Marriage and PCOS

There is an article right? Or a tutorial? Or something to navigate communicating to your partner the pain you feel and why they should understand?

I tried. I even have a post about it. But there is no explanation. There is no way. No one can really understand no matter how much they love you and want to help. It is like anything…until you have been through it, you can’t understand.

So here I am. Out on a date with a man I have been committed to for 10 years. A man I love. A man who has tried. But he can’t understand.

I try to be a blog about positivity. I try to find the silver lining. But I also am honest. Always honest. And I will say – going through PCOS and IR with a partner who isn’t…is lonely.

Please don’t get me wrong. I love him and our relationship. But he just doesn’t get it. He can’t.

So here I am…sitting at a bar…next to my husband  and writing to you. Thank goodness this crazy world has made it normal for a couple on a date to be on their phones next to each other.

But here is the thing. I am SO thankful he isn’t going through this. I am so thankful he doesn’t have the pain that I do and that he doesn’t understand this.

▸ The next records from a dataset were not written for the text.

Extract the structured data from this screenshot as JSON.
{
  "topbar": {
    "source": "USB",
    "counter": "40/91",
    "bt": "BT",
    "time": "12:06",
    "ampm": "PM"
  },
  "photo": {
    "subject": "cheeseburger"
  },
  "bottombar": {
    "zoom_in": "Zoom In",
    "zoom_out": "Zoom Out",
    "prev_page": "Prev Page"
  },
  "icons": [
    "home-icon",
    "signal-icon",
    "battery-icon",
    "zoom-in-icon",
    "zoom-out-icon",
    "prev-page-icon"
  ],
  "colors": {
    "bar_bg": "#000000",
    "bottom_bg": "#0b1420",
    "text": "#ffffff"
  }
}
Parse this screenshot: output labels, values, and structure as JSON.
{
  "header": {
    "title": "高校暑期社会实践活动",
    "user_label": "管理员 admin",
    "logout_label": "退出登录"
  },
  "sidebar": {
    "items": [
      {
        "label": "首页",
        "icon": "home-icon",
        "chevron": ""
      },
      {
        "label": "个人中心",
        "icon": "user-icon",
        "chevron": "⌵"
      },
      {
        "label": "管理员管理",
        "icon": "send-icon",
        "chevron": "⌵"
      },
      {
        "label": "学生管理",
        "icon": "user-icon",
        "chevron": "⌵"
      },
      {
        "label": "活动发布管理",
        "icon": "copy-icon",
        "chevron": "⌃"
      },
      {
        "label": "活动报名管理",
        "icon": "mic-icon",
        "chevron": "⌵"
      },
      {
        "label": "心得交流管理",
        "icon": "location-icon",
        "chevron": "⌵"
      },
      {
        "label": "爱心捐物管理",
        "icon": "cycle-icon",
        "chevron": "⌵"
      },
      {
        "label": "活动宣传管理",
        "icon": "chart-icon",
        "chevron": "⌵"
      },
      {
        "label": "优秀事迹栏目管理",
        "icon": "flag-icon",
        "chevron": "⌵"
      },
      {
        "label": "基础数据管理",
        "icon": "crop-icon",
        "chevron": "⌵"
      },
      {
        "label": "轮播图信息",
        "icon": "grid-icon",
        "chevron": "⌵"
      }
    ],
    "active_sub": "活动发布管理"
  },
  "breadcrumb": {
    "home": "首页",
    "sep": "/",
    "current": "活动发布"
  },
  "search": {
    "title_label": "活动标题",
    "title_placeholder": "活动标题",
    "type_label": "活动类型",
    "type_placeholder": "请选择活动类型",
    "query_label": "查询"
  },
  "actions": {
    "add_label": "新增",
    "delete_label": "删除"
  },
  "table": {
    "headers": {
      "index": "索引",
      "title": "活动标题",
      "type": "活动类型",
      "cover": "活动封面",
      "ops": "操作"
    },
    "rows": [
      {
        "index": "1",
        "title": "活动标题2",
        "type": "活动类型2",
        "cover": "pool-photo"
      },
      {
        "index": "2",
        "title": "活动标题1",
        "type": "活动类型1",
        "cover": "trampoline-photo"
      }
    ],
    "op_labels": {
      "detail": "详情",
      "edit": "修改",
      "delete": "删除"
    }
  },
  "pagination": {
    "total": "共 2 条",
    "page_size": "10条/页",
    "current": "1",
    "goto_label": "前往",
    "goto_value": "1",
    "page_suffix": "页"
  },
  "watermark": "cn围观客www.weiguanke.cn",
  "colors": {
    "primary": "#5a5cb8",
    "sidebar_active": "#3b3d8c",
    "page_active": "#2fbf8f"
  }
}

So I will take a deep breath. And another drink of wine (because hey – I feel nauseated anyway) and I will make this a great night. Because I love him. And because we only have this moment we are given. 

3 thoughts on “Marriage and PCOS

  1. I fully understand how you feel. My boyfriend is a very privileged person, who never really went through poverty, who never really had any serious health issues, physical or mental. It makes it difficult for him to relate to me and understand how I feel, why everyday things are difficult and sometimes impossible, why frivolous spending of money makes me uncomfortable. Sometimes it’s really hard om him.

    But he tries. He invests time and energy into finding ways to help me. He listens to me when I try to explain. He makes an effort! I’m sure your husband is the same way.

    We didn’t choose our ailments, but our partners choose us, and they’re sticking with us and trying. That’s more than other people do. I know it’s hard on my bf, but I remind myself that the best way for me to make it easier on him is to not focus on “He’ll never understand and it’s so hard on him”. The fact he tries and stays are worth everything to me, and I try to focus on how lucky I am instead! It really helps on these kind of days.